Es ist frustrierend, erleben zu müssen, wie Enthusiasmus der eigenen Trägheit weichen muss. Es macht mich wütend, wenn ich zusehen muss, dass unsere politische Elite mit Genugtuung verfolgen kann, wie sich das Volk immer wieder selbst besiegt. Es macht mich zornig, wenn ich erkennen muss, dass so viel Energie und Leidenschaft für eine Veränderung der politischen und gesellschaftlichen Verhältnisse sinnlos vergeudet wird.
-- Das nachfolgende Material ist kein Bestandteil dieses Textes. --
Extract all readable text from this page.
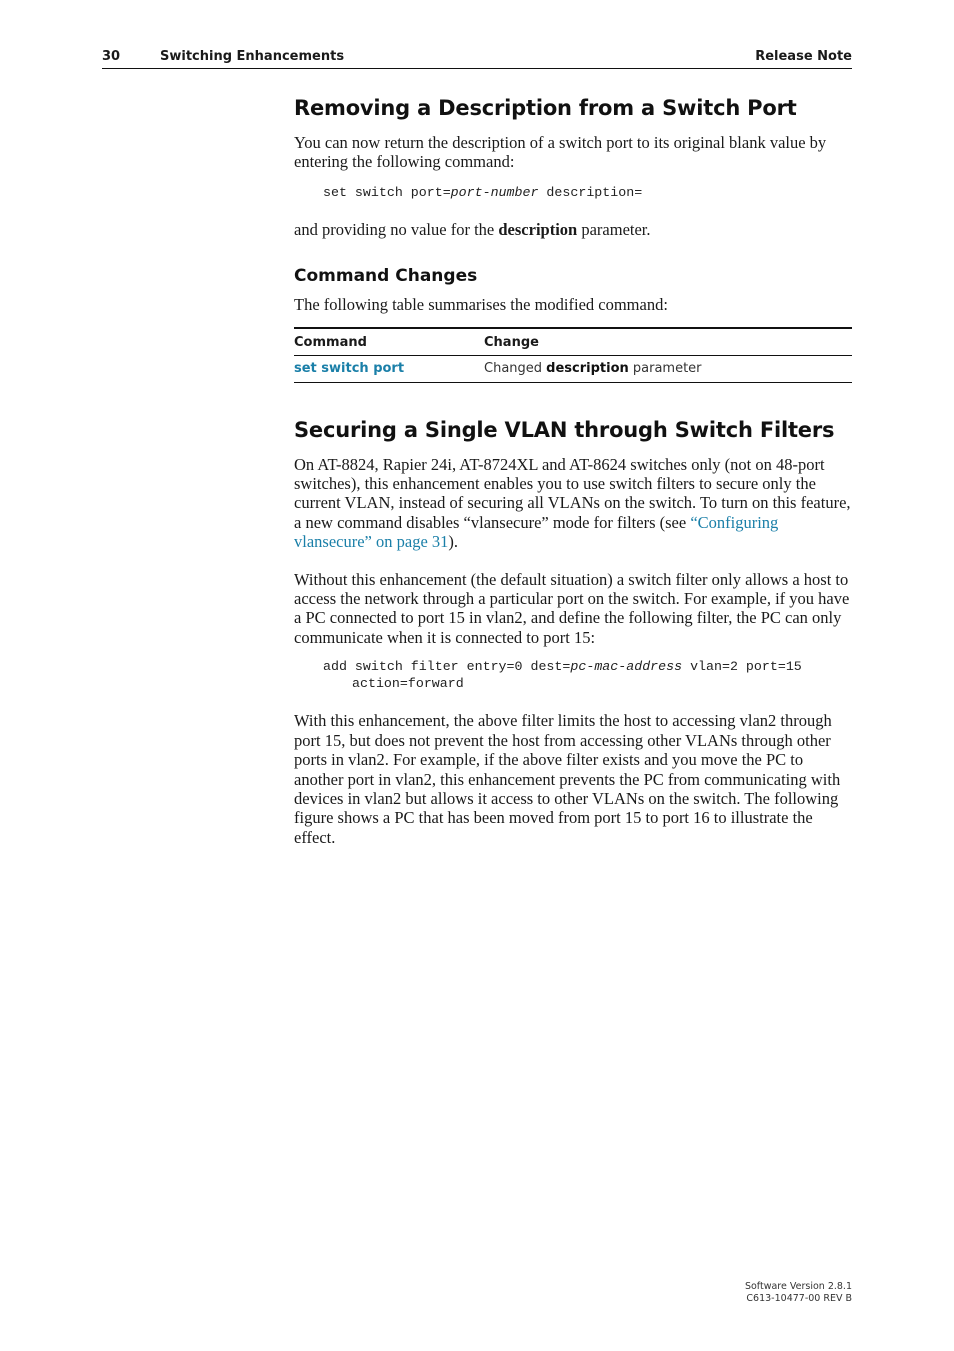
30	Switching Enhancements	Release Note
Removing a Description from a Switch Port

You can now return the description of a switch port to its original blank value by entering the following command:

set switch port=port-number description=

and providing no value for the description parameter.

Command Changes

The following table summarises the modified command:

Command	Change
set switch port	Changed description parameter
Securing a Single VLAN through Switch Filters

On AT-8824, Rapier 24i, AT-8724XL and AT-8624 switches only (not on 48-port switches), this enhancement enables you to use switch filters to secure only the current VLAN, instead of securing all VLANs on the switch. To turn on this feature, a new command disables “vlansecure” mode for filters (see “Configuring vlansecure” on page 31).

Without this enhancement (the default situation) a switch filter only allows a host to access the network through a particular port on the switch. For example, if you have a PC connected to port 15 in vlan2, and define the following filter, the PC can only communicate when it is connected to port 15:

add switch filter entry=0 dest=pc-mac-address vlan=2 port=15
action=forward

With this enhancement, the above filter limits the host to accessing vlan2 through port 15, but does not prevent the host from accessing other VLANs through other ports in vlan2. For example, if the above filter exists and you move the PC to another port in vlan2, this enhancement prevents the PC from communicating with devices in vlan2 but allows it access to other VLANs on the switch. The following figure shows a PC that has been moved from port 15 to port 16 to illustrate the effect.

Software Version 2.8.1
C613-10477-00 REV B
Die Online- Plattform Facebook ist längst nicht so sozial wie der Oberbegriff „Social Network“ es glauben machen will. Vorwiegend finden sich dort Leute zusammen, die in eine virtuelle Spaßgesellschaft ohne Verpflichtungen eintauchen wollen. Tatsächlich taugt diese Plattform lediglich der schnellen Verbreitung von Informationen, wobei niedliche Tierbilder augenscheinlich mehr Interesse wecken als ernsthafte politische Beiträge mit folgenschwerer Relevanz.
Ist es nicht bezeichnend für jene Facebook- Gemeinde, dass eine unglückliche Veröffentlichung einer Geburtstagsparty das Vielfache an Leuten mobilisiert wie es die AidT schaffte, die sogar real dort erschienen, obwohl sie die Person gar nicht kannten?

Etwas neidvoll blicke ich immer wieder auf Aktionen des Kreis- oder Ortsverbandes der Jungen Union in meiner Region. Die Jugendorganisation der CDU hat erkannt, dass mit Spaghetti- Essen als politische Veranstaltung mehr Leute anzulocken sind als mit Demos oder Kundgebungen, wo man sich unter Umständen den Arsch abfriert und keinen „Gegenwert“ erhält. Und zu guter Letzt bin ich traurig, in einem Umfeld leben zu müssen, wo Brot & Spiele der Inbegriff unserer Lebensrealität geworden ist, weil sich damit so wunderbar jene Missstände verdrängen lassen, die auch in unserer Wohlstandsgesellschaft hinter den Brettern vor den Köpfen des Biederbürgertums nicht gesehen werden wollen…

Soll das jetzt alles gewesen sein? Wollten wir nicht etwas gegen die etablierte Politik bewegen? Gemeinsam?